When Evidence Changes Practice

When Evidence Changes Practice is part of meeting S 2.1. For dental nurses, this covers supporting updates through training, feedback, audit and respectful speaking up.
Evidence-based practice does not require dental nurses to conduct research. It means using reliable sources and sound judgement so routine care remains current, safe and proportionate.
In practice this often shows up in small moments: a task done by habit, a patient question slightly outside scope, an unclear handover, a colleague under pressure, a new system, or a nagging concern. Professional self-management is noticing those moments and choosing a safe response.
Practical markers
- Notice: what the patient, team, task or system is showing before the concern becomes normalised.
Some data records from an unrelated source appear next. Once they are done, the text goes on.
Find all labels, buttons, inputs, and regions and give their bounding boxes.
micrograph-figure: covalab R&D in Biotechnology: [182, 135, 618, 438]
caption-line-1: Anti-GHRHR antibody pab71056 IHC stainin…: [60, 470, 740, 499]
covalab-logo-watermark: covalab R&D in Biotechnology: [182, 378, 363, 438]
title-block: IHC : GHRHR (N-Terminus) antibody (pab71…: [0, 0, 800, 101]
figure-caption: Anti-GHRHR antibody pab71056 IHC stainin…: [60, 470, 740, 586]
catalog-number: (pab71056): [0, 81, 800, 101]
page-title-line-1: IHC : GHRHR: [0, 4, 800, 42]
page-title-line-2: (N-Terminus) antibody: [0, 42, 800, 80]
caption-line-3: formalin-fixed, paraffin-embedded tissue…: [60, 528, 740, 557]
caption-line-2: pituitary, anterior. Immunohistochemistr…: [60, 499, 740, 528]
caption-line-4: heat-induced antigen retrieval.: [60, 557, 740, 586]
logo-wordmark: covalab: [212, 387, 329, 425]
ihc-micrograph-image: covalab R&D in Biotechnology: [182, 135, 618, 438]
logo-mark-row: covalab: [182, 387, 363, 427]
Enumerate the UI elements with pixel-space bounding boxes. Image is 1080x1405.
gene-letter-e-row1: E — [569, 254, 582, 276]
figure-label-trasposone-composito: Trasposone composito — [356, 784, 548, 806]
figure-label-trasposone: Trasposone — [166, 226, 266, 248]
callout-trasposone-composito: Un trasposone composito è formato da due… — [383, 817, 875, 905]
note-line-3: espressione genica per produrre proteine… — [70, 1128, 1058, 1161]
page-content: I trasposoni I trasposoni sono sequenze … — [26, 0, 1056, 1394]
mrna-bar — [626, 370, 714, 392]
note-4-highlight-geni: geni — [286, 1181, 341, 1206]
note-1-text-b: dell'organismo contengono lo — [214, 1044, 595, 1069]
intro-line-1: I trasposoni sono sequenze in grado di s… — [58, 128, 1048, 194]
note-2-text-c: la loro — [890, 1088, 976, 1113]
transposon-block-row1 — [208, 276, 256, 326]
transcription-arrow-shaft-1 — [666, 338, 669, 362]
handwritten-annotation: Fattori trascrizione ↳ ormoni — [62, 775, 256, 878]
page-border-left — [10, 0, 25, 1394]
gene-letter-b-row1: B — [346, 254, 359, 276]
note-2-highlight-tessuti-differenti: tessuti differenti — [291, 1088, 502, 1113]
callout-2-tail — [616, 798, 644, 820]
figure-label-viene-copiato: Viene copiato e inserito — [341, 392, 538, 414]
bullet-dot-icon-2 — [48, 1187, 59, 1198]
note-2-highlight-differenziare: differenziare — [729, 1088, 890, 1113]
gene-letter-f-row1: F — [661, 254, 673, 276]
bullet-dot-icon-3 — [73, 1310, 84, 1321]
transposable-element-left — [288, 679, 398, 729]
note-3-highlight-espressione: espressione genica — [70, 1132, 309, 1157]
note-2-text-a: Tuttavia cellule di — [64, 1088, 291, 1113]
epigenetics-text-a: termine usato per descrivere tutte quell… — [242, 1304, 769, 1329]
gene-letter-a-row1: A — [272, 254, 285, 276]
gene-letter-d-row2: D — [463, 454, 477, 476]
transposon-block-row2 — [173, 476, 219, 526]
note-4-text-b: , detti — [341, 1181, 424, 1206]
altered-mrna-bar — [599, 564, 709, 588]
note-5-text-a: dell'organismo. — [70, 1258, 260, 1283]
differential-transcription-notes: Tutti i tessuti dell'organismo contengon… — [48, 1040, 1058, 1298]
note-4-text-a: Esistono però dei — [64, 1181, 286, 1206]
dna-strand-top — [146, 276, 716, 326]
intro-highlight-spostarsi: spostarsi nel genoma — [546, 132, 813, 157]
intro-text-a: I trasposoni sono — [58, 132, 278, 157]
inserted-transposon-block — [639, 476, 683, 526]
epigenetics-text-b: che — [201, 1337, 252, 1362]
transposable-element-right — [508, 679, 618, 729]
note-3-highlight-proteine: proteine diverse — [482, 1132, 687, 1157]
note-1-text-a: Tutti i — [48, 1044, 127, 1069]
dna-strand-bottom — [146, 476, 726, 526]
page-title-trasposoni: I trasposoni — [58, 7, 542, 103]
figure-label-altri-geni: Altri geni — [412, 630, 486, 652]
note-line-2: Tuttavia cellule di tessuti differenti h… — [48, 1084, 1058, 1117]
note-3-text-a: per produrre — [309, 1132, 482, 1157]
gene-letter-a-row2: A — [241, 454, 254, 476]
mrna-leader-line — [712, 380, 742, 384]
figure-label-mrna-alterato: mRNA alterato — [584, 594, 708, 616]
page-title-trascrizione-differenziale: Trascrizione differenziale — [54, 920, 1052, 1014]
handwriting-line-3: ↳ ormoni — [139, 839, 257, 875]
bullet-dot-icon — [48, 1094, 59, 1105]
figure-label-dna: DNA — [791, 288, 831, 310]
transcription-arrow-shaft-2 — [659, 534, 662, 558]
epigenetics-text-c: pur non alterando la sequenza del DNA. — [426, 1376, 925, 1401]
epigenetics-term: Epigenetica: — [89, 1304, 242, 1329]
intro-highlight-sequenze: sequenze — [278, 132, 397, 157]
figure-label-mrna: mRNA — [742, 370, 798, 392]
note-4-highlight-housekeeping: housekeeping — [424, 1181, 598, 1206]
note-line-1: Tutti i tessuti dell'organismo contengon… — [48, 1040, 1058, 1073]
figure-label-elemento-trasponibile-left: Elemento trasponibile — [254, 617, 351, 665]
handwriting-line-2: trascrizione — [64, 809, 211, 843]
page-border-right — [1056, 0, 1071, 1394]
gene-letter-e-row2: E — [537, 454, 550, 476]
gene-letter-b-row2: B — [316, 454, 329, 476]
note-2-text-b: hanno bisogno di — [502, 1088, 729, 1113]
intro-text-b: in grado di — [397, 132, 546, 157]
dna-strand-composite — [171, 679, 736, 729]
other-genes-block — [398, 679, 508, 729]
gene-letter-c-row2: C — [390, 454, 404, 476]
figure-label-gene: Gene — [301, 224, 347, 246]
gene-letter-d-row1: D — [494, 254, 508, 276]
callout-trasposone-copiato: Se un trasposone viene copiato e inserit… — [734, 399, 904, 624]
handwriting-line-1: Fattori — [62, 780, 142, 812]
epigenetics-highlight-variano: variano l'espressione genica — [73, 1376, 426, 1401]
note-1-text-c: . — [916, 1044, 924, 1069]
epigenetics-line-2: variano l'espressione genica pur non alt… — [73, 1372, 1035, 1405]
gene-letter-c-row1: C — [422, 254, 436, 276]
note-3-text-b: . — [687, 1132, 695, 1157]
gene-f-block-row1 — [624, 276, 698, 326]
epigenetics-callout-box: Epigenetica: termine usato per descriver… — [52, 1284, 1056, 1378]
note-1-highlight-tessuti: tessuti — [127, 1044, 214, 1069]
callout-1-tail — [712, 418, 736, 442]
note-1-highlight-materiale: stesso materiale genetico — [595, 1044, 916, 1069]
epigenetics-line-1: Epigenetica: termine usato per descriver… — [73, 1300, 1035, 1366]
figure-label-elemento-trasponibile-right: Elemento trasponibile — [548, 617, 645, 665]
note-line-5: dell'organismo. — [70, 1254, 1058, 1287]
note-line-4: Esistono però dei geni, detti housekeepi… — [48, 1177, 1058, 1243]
- Check: your role, competence, current guidance, local policy and the support available.
- Ask: for advice or feedback when uncertainty, workload, emotion or change could affect judgement.
- Act: through a proportionate next step: pause, clarify, hand over, record, report, reflect or escalate.
- Review: whether the action improved safety, learning, wellbeing or confidence for future practice.
Simple speaking-up language works well: "Can I check the current guidance or ask for feedback before we make this routine?" It is respectful while naming the safety, learning or wellbeing concern clearly enough for someone else to act.
Using an evidence-based approach and evaluating evidence in dental nurse practice helps link self-management with patient safety, professional development and team trust.